Welchen Beruf lernst Du?

Raumausstatter im elterlichen Geschäft.

Was lernt man in diesem Beruf?

Er ist sehr vielseitig und umfasst vier Hauptgebiete: Dekoration mit Stoffen (hauptsächlich an Fenstern), Polsterarbeiten, Fußboden- sowie Maler- und Tapezierarbeiten.

Wie hast Du Deine Ausbildungsfirma gefunden?

Ich bin ja quasi bei meinen Eltern im Geschäft in diesen Beruf hinein gewachsen. Mein Vater ist der Meister, meine Mutter hat das Kaufmännische unter sich. Es lag aber trotzdem nicht auf der Hand, dass ich das auch machen werde.
Ich habe zunächst Abitur gemacht und mich dann für diese Berufsausbildung entschieden, weil ich handwerklich tätig sein wollte. Im Fernstudium möchte ich dann aber auch noch Wirtschaftswissenschaften studieren.

Welche Fähigkeiten sollte man bei diesem Berufswunsch mitbringen?

Vor allem sollte man keine Angst davor haben, sich die Hände schmutzig zu machen. Interesse für die handwerklichen Vorgänge (dekorieren, polstern etc) und an den dazugehörigen Werkzeugen sollte man mitbringen und keine Scheu davor haben, sich an die Nähmaschine zu setzen.
Auch körperlich sollte man richtig fit sein, denn zum Beispiel Teppichboden zu verlegen ist wirklich harte körperliche Arbeit.

Wie lange lernst Du?

Drei Jahre.

Welche Tipps würdest Du künftigen Lehrlingen in Deinem Ausbildungsberuf geben?

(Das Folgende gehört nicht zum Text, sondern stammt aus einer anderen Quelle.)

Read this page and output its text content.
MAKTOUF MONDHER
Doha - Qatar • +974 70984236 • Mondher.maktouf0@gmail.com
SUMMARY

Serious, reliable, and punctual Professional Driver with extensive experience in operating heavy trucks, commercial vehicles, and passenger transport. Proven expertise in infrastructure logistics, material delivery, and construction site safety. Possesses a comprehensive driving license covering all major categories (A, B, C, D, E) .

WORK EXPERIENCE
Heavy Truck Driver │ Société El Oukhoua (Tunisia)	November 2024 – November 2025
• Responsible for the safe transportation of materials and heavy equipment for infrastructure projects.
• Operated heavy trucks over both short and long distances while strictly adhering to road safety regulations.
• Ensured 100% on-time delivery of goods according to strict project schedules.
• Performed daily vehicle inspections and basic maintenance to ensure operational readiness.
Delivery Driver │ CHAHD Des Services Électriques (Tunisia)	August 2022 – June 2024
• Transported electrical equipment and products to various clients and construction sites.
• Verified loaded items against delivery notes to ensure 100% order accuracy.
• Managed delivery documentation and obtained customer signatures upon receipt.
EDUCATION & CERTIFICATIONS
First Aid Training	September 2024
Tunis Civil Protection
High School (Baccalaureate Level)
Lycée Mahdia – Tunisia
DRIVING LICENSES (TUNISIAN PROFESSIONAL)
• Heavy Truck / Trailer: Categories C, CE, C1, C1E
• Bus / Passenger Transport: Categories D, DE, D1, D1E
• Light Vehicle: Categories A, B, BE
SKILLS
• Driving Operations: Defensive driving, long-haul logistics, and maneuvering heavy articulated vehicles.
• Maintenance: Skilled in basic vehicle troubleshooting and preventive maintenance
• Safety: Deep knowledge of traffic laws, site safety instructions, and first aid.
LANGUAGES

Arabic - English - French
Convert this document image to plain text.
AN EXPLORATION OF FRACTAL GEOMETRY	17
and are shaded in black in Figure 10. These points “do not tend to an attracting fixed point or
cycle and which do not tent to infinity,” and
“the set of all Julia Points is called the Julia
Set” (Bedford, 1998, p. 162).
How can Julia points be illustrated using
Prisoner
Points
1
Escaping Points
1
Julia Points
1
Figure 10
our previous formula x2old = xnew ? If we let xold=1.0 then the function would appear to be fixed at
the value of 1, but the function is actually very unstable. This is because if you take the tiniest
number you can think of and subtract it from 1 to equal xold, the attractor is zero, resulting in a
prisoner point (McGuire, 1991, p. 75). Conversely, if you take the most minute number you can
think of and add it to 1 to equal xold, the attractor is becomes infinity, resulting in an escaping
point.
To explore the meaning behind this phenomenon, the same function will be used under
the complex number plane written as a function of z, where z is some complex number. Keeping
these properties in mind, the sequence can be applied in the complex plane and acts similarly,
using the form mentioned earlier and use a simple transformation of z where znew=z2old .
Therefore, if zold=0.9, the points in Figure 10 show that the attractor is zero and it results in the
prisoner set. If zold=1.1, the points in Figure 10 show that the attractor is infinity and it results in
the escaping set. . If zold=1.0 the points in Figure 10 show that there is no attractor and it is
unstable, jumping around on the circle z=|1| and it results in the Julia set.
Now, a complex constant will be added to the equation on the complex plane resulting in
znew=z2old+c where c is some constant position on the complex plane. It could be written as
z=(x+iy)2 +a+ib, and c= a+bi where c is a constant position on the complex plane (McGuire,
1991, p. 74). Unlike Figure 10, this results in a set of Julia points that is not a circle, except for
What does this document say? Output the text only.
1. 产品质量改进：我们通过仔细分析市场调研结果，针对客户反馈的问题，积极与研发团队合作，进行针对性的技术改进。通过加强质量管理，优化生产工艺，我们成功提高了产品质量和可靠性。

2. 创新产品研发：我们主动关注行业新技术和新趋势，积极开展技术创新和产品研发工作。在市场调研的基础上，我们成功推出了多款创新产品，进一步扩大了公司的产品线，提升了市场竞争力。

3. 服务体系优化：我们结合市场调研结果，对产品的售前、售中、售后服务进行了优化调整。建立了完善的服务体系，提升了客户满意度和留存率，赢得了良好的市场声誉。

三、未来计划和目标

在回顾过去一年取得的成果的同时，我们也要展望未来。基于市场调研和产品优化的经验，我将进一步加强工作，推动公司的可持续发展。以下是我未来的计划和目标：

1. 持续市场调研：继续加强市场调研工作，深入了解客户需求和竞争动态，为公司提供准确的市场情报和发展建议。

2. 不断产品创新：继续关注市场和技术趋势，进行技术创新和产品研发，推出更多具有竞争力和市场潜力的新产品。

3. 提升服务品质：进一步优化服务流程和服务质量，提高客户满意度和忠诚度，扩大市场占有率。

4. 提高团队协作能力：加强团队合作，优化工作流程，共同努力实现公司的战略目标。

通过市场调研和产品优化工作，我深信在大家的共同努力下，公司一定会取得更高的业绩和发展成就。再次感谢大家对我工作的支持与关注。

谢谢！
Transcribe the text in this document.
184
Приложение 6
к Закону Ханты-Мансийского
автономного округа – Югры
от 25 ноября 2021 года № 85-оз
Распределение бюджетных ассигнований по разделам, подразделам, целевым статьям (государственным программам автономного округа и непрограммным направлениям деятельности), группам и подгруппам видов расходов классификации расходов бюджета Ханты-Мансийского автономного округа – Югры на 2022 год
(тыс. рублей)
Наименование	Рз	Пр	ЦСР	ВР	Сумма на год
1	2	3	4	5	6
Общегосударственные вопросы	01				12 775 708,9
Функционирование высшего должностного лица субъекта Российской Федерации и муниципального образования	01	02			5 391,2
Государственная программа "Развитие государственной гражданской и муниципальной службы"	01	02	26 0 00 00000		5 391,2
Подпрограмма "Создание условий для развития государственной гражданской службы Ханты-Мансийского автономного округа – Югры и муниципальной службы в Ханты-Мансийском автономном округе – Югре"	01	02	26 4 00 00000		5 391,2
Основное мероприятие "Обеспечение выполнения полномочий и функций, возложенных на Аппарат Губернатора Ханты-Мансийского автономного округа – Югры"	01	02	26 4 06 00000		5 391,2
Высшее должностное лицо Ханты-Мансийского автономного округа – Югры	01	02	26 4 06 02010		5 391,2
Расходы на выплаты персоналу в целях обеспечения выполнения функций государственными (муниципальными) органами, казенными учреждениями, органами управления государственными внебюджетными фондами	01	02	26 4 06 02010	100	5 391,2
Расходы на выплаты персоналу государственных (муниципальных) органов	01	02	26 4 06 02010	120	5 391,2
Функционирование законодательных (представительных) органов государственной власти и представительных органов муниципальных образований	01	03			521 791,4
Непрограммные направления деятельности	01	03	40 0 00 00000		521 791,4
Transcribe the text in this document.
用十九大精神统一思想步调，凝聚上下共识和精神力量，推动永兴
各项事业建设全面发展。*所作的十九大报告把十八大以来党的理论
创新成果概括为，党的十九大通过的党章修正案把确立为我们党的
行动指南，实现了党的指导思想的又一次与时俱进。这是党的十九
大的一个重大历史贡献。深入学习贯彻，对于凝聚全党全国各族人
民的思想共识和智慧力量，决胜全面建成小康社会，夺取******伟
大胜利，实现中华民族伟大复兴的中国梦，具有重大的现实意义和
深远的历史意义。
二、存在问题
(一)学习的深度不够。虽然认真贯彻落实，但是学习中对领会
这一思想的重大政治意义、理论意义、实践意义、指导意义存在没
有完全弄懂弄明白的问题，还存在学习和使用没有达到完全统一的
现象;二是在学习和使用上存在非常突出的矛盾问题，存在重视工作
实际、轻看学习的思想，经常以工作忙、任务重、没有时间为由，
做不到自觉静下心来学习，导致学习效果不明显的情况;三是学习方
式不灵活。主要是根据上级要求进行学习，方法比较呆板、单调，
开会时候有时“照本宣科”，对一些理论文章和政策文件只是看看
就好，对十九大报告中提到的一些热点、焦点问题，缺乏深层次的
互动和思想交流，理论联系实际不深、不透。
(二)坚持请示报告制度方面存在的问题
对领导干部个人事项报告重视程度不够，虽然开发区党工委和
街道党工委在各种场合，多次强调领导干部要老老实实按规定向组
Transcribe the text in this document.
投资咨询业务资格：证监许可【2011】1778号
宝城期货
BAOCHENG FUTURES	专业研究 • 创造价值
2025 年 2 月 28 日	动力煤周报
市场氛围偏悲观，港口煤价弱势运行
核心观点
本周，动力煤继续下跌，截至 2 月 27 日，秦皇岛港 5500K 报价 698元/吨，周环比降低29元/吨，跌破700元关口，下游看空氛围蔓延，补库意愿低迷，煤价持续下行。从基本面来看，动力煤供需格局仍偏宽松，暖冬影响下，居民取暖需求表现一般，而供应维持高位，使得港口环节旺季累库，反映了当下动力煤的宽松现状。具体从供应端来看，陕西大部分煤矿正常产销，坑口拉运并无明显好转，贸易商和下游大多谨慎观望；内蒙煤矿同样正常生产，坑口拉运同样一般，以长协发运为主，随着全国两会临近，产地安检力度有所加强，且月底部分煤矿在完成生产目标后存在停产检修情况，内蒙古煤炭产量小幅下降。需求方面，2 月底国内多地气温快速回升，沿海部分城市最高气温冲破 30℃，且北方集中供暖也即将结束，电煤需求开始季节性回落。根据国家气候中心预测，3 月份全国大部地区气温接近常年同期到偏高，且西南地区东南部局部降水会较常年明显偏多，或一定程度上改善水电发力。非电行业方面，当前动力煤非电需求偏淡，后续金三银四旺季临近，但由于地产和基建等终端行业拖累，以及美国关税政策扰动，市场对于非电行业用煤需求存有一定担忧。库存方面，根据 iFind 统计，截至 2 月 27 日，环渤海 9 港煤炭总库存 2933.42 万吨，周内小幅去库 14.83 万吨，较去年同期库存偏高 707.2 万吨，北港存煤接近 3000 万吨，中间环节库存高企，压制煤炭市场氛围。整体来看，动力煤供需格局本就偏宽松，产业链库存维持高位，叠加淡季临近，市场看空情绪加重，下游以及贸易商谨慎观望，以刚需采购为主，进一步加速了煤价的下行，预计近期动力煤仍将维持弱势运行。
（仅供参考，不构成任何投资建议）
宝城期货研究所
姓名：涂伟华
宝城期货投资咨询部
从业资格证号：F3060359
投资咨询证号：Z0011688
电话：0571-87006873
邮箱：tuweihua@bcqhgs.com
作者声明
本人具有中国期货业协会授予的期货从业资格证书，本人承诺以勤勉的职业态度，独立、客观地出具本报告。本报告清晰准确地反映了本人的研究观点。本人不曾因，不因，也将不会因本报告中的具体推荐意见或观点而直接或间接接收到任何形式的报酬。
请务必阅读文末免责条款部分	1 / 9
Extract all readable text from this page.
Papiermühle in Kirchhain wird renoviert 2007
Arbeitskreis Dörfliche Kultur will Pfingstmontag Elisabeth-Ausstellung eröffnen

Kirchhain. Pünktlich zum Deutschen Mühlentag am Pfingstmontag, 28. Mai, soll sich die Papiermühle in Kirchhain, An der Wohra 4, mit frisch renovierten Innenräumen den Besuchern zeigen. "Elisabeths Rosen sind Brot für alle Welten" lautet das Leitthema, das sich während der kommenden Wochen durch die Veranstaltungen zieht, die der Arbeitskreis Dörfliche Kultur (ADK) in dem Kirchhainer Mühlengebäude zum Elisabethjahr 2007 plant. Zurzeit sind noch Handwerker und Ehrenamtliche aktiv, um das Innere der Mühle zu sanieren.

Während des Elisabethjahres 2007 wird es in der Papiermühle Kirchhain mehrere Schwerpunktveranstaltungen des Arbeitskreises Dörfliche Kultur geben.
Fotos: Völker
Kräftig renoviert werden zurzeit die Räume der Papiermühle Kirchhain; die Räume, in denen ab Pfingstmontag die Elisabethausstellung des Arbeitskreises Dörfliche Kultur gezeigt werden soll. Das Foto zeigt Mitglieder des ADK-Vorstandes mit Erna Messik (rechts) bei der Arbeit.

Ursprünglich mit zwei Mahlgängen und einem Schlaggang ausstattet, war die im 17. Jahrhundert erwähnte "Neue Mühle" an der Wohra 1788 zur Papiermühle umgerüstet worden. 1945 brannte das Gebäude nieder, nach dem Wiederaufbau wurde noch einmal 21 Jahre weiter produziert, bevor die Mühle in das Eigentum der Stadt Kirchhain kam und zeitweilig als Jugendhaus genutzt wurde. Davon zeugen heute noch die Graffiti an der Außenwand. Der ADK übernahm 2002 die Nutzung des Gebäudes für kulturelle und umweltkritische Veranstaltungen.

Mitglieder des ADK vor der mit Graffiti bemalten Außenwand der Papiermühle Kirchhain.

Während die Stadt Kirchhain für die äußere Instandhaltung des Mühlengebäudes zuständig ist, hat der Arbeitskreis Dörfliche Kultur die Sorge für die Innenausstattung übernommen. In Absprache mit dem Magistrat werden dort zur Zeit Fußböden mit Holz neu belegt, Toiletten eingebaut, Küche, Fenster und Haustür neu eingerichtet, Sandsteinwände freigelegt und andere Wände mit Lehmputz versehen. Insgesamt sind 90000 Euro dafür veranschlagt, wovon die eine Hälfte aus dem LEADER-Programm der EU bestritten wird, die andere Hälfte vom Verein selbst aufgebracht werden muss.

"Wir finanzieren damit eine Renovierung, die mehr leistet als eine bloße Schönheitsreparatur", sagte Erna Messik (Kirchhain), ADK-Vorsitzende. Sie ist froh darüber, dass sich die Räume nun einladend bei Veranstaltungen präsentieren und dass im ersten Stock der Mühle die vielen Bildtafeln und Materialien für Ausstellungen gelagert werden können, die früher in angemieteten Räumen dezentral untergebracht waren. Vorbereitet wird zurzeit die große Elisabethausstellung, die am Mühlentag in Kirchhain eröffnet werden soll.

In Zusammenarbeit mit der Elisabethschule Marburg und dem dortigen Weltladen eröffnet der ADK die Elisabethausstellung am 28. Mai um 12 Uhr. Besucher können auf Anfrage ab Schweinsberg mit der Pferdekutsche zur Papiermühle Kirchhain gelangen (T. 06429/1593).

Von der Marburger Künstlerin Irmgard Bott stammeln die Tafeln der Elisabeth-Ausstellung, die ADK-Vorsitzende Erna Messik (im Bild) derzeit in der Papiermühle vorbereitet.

Wer ein Auge und Interesse für die Optik eines Raumes, für Farben und Proportionen hat, hat schon mal die besten Voraussetzungen für diesen Beruf. Geschickte Hände sollte man auch haben sowie mit Menschen gut umgehen können.
Toleranz ist auch wichtig, denn der Wunsch des Kunden hat immer Vorrang. Ein Schülerpraktikum bei einem Raumausstatter ist immer gut, da kann man gut und unverbindlich in den Beruf hinein schnuppern und sich testen.

Wie soll Dein beruflicher Weg nach der Ausbildung weiter gehen?

Ich möchte nach der abgeschlossenen Lehre vielleicht noch meinen Meistertitel erwerben. Und vielleicht als mein eigener Chef eine eigene Firma aufmachen. Aber ich bin ja flexibel, weil breit ausgebildet und kann (fast) überall tätig sein. Wo genau, das lass ich noch auf mich zukommen.